Introduction: The World Health Organization considers the values of antibody titers in the hemagglutination inhibition assay as one of the most important criteria for assessing successful vaccination. Mathematical modeling of cross-immunity allows for identification on a real-time basis of new antigenic variants, which is of paramount importance for human health.
Materials and methods: This study uses statistical methods and machine learning techniques from simple to complex: logistic regression model, random forest method, and gradient boosting. The calculations used the AAindex matrices in parallel to the Hamming distance. The calculations were carried out with different types and values of antigenic escape thresholds, on four data sets. The results were compared using common binary classification metrics.

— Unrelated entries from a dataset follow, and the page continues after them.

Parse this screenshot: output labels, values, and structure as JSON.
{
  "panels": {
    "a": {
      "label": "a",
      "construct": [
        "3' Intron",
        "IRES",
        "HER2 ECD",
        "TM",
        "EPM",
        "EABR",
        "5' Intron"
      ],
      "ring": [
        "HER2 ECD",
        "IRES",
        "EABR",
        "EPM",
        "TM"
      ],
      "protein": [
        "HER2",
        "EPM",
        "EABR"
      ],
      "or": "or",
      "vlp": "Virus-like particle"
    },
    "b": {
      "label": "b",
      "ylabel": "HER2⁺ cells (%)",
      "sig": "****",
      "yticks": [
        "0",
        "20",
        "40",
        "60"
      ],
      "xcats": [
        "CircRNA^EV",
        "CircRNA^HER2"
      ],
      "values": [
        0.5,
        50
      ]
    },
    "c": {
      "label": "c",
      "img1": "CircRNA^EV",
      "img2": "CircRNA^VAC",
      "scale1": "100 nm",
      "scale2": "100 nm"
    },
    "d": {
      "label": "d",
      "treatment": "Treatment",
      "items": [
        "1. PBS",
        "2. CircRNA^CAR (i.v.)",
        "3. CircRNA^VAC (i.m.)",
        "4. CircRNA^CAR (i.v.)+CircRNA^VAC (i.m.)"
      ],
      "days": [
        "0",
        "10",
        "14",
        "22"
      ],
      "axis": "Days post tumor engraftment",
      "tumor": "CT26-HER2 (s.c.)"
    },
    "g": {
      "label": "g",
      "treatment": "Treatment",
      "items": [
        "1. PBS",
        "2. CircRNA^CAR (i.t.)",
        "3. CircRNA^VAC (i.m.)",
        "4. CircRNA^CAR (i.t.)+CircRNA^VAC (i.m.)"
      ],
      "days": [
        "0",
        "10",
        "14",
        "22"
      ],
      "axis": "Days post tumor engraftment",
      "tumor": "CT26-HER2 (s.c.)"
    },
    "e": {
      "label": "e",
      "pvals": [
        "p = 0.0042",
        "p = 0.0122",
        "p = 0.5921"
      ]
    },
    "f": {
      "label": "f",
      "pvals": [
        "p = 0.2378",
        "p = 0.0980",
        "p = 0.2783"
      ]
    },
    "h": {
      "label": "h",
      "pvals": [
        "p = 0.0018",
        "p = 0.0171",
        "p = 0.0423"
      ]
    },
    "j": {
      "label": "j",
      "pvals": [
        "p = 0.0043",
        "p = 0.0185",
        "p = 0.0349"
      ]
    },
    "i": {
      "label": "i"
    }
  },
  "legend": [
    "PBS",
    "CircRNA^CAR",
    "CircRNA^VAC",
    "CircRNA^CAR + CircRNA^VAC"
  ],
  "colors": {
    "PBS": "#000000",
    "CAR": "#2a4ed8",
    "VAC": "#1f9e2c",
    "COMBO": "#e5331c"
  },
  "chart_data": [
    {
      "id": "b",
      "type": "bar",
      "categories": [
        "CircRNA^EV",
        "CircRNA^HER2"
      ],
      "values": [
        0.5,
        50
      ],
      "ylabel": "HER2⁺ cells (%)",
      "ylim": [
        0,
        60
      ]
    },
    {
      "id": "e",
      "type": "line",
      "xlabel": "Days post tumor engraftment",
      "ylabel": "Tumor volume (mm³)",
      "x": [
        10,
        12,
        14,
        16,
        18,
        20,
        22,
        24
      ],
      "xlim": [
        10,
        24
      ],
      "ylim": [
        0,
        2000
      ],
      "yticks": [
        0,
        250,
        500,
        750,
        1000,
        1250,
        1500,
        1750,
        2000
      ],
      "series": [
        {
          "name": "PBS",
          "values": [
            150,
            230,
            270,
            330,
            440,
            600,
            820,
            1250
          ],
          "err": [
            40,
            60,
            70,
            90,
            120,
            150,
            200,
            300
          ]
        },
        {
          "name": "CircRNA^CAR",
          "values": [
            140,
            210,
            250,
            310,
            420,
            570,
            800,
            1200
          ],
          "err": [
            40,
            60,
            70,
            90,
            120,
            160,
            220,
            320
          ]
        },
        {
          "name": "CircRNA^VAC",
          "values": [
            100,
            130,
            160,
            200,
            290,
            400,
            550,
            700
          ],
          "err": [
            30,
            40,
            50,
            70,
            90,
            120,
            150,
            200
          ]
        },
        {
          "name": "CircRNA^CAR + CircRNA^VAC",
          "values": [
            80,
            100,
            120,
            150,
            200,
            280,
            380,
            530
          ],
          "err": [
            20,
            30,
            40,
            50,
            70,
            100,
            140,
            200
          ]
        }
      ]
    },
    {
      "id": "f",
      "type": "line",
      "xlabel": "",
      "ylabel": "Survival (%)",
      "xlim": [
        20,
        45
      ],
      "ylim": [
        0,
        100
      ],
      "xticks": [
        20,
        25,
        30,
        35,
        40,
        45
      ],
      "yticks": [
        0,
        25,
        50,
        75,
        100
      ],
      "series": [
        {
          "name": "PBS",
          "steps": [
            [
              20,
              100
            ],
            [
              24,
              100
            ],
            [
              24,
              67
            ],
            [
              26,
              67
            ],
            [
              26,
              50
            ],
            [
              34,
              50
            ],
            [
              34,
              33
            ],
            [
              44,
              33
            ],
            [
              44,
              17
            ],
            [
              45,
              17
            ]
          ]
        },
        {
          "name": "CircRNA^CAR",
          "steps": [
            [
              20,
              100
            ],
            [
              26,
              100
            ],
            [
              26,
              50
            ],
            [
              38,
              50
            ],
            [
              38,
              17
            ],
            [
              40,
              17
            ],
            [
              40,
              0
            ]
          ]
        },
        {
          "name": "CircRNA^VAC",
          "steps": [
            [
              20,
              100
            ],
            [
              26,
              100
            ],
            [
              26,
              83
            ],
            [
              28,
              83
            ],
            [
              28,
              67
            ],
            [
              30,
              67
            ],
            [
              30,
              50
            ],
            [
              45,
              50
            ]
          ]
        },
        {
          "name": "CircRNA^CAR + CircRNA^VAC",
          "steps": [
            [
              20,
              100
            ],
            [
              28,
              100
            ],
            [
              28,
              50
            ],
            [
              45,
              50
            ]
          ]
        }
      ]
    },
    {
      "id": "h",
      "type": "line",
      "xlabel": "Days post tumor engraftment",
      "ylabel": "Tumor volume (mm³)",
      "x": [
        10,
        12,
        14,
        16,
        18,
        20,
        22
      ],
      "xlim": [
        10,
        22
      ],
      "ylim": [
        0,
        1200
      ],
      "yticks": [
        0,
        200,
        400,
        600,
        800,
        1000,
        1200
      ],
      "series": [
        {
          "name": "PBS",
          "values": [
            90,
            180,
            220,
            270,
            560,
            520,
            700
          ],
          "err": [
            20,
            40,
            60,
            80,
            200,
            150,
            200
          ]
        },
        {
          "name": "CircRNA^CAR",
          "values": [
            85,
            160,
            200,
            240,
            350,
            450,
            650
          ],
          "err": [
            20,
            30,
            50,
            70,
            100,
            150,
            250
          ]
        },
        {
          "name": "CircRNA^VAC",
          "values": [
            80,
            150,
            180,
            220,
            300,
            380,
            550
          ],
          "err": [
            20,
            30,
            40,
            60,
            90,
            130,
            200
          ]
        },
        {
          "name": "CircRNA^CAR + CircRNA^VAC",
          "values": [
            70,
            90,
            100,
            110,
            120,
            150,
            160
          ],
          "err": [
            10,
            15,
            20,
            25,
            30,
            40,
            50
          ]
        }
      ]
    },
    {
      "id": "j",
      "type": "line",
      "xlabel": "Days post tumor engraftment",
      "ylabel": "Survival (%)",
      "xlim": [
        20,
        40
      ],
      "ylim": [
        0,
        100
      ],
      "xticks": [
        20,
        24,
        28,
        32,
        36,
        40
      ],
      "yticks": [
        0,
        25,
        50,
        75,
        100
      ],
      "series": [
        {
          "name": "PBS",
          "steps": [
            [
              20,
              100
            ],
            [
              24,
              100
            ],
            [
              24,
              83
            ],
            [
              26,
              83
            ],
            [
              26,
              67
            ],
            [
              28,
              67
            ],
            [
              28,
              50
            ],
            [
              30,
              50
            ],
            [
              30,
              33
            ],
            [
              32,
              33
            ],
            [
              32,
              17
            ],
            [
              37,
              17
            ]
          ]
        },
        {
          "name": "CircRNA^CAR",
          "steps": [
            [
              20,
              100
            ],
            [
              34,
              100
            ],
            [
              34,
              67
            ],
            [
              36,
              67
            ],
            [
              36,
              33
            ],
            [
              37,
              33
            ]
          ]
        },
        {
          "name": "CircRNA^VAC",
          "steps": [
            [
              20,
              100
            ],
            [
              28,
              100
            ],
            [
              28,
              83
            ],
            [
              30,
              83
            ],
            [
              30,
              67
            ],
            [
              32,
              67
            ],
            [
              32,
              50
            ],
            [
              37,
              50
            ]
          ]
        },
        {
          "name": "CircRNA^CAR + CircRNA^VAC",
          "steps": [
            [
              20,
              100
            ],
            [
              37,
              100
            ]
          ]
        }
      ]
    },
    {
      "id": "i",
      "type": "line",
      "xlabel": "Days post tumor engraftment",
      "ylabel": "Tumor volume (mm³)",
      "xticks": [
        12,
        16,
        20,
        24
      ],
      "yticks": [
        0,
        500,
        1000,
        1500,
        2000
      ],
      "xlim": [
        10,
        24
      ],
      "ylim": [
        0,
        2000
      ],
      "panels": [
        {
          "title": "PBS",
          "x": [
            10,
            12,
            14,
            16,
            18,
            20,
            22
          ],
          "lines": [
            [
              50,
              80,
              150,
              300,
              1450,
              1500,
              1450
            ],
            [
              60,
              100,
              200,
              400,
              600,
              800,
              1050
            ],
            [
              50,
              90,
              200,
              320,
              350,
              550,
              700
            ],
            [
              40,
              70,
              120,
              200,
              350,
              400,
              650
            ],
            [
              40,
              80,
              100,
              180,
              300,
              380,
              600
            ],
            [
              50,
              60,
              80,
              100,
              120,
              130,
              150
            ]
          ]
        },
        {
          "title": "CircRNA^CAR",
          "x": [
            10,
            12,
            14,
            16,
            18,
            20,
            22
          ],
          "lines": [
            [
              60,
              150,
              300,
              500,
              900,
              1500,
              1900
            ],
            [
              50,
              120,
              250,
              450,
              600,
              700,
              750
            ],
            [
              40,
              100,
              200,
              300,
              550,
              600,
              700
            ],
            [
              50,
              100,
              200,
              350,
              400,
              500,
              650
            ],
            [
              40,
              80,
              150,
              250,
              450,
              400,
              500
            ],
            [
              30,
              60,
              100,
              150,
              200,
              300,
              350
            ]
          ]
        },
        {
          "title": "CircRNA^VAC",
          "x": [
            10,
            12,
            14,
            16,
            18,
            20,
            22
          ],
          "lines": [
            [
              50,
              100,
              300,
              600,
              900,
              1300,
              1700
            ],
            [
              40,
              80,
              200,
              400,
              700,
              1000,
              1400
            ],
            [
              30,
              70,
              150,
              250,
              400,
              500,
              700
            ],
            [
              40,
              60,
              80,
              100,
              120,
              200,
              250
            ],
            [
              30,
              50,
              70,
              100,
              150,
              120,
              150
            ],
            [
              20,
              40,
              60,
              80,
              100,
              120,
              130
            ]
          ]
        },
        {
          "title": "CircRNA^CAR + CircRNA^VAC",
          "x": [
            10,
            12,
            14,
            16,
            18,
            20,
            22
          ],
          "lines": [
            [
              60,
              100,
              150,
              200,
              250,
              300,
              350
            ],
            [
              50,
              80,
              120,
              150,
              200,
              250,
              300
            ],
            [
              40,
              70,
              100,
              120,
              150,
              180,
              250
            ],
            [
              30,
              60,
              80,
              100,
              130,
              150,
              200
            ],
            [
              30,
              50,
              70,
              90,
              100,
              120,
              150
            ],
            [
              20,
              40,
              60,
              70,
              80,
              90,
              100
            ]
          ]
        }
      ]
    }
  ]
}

Results: Significant differentiation is shown depending on the data sets used. The best results were demonstrated by all three models for the forecast autumn season of 2022, which were preliminary trained on the February season of the same year (Auroc 0.934; 0.958; 0.956, respectively). The lowest results were obtained for the entire forecast year 2023, they were set up on data from two seasons of 2022 (Aucroc 0.614; 0.658; 0.775). The dependence of the results on the types of thresholds used and their values turned out to be insignificant. The additional use of AAindex matrices did not significantly improve the results of the models without introducing significant deterioration.
Conclusion: More complex models show better results. When developing cross-immunity models, testing on a variety of data sets is important to make strong claims about their prognostic robustness.